Is $A^n \rightarrow \mathbb 0$ equivalent to "magnitude of each Eigenvalue of $A$ is $<1$"? Exercise 4 after $\S$ 91 from Paul R. Halmos's Finite-Dimensional Vector Spaces (second edition) invites to prove or disprove the following assertion.

If $A$ is a linear transformation (operator) on a finite-dimensional unitary space, then a necessary and sufficient condition that $A^n \rightarrow \mathbb 0$ is that all the proper values (Eigenvalues) of $A$ be (strictly) less than $1$ in absolute value.

For reference, $\S 91$ of the book identifies the symbolic expression $\Vert A_n - A \Vert \rightarrow \mathbb 0$ with the verbal assertion that "a sequence $(A_n)$ of linear transformations converges to a fixed linear transformation $A$". Also, $\S 88$ of the book defines the norm $\Vert \cdot \Vert$ of a linear transformation by writing $\Vert A \Vert = \sup\limits_{x \in \mathcal V}\big\{\Vert Ax \Vert : \Vert x \Vert = 1\big\}$ where $A$ is defined on an inner product space $\mathcal V$.

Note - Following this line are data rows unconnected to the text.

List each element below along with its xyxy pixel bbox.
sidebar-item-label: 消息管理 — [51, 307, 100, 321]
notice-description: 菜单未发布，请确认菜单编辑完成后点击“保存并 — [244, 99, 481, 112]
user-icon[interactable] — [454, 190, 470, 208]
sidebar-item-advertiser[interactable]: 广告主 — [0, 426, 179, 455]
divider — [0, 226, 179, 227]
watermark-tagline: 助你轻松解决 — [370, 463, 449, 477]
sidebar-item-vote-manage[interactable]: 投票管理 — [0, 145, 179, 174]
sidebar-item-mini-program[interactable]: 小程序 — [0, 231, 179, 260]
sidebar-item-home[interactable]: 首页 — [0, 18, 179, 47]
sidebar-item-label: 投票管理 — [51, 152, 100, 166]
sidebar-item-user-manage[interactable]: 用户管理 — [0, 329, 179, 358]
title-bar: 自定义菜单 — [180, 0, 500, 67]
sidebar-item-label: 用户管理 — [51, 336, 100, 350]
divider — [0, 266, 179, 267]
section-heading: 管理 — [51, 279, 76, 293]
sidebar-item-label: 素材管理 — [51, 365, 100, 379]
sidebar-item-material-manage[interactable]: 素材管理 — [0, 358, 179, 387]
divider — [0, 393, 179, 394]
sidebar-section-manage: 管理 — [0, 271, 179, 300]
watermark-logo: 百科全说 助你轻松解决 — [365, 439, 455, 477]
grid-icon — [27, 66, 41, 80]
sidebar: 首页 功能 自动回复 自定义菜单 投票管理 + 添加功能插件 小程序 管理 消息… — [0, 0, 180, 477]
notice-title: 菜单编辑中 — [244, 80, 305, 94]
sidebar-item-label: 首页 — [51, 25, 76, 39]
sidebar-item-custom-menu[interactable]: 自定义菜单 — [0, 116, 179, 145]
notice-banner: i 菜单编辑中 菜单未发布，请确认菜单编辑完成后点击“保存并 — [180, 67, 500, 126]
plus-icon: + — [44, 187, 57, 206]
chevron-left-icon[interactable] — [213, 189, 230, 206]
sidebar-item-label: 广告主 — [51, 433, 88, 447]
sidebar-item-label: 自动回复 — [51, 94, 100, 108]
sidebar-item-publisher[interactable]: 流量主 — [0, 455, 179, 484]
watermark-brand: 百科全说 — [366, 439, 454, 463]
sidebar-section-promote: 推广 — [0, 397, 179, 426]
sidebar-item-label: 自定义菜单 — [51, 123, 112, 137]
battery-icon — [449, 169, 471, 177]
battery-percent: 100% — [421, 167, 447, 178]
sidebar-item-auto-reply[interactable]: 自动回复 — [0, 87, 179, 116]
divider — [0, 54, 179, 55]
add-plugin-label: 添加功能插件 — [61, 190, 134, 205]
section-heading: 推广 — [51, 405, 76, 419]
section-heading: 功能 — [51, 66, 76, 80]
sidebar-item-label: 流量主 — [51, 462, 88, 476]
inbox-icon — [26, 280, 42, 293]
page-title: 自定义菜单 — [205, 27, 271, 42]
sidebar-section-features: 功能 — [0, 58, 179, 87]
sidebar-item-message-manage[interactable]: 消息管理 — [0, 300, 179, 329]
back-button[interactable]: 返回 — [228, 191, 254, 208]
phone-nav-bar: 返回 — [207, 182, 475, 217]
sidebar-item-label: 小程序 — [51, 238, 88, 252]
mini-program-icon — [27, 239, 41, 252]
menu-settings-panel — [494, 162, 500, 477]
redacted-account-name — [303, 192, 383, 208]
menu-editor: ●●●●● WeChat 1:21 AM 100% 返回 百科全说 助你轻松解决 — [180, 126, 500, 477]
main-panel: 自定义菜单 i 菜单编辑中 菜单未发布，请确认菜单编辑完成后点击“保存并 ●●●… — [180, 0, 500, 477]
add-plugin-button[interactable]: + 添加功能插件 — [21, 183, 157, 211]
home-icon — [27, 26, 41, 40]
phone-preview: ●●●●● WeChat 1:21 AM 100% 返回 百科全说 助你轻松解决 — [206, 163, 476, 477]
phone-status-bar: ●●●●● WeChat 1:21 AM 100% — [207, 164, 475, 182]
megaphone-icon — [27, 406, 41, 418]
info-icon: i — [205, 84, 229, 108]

I am able to prove the necessity (hopefully correctly), but stalled with the sufficiency and would appreciate help.
Proof for the necessity: Let $\mathcal V$ be the unitary space in question, let $m$ be the dimension of $\mathcal V$, and let $\lambda_1, \cdots, \lambda_m$ be the Eigenvalues (not necessarily distinct) of $A$. It is clear that from a consideration of the triangular form of $A$ w.r.t. a suitable basis in $\mathcal V$ that $\lambda_1^n, \cdots, \lambda_m^n$ are the Eigenvalues (not necessarily distinct) of $A^n$. If $A^n \rightarrow \mathbb 0$ (operator), then we have $\left\Vert A^n \right\Vert \rightarrow 0$ (scalar). Because the magnitude of an Eigenvalue of a linear transformation $B$ is less than or equal to the norm of $B$, we see that $\left\vert \lambda_i^n \right\vert \leq \left\Vert A^n \right\Vert$ for $i = 1, \cdots, m$. It follows that $\left\vert \lambda_i^n \right\vert \rightarrow 0$ which leads to that $\left\vert \lambda_i \right\vert \leq 1$.
Unsuccessful attempt for the sufficiency: In addition to the hypothesis of the above proof, let $\left\vert \lambda_i \right\vert \leq 1$ for $i = 1, \cdots, m$. A consideration of the triangular form of $A$ w.r.t. a suitable basis in $\mathcal V$ reveals that $A^n \rightarrow N$ where each Eigenvalue of $N$ is zero. It is clear that $N$ is nilpotent.
 A: EDIT: It has been pointed out to me that you are interested in complex operators over complex inner product spaces (I missed the adjective unitary), where we consider the full complex spectrum. In this case you can use Schur decomposition as done in this answer to get your sufficient condition.
I shall keep my counterexample for real spaces and spectrums though, as I think it is informative as to why we need to look at the full complex spectrum. Without further restrictions on $A$ this condition is not sufficient for real vector spaces where we only care about real eigenvalues. Set
$$A=\begin{pmatrix}\cos \theta&-\sin\theta & 0 \\ \sin\theta & \cos\theta & 0\\ 0 & 0 & 1/2\end{pmatrix},$$
where $\theta$ is some small irrational angle. All this transformation does is rotate vectors around the $z$ axis by $\theta$ and shrink their $z$ component by $1/2$. This means that the only real eigenvalue of $A$ is $\lambda=1/2<1$, with corresponding normalised eigenvector $v=\begin{pmatrix}0 & 0 & 1\end{pmatrix}^T$. However, for any $n\in \mathbb N$ we have
$$A^n=\begin{pmatrix}\cos n\theta&-\sin n\theta & 0 \\ \sin n\theta & \cos n\theta & 0\\ 0 & 0 & 1/2^n\end{pmatrix},$$
which means that $\|A^n\|\geq 1$  for all $n$, because for any nonzero vector $u=(x,y,0)^T$ we have that $\|A^nu\|=\|u\|.$ Thus $A^n$ does not converge to $0$, even though $A$'s only real eigenvalue lives strictly in the unit circle.
This isn't a counterexample to the general statement if we consider all complex eigenvalues of $A$, because $e^{\pm i\theta}$ are complex eigenvalues of $A$ living on the boundary of the unit circle, and hence there is no contradiction.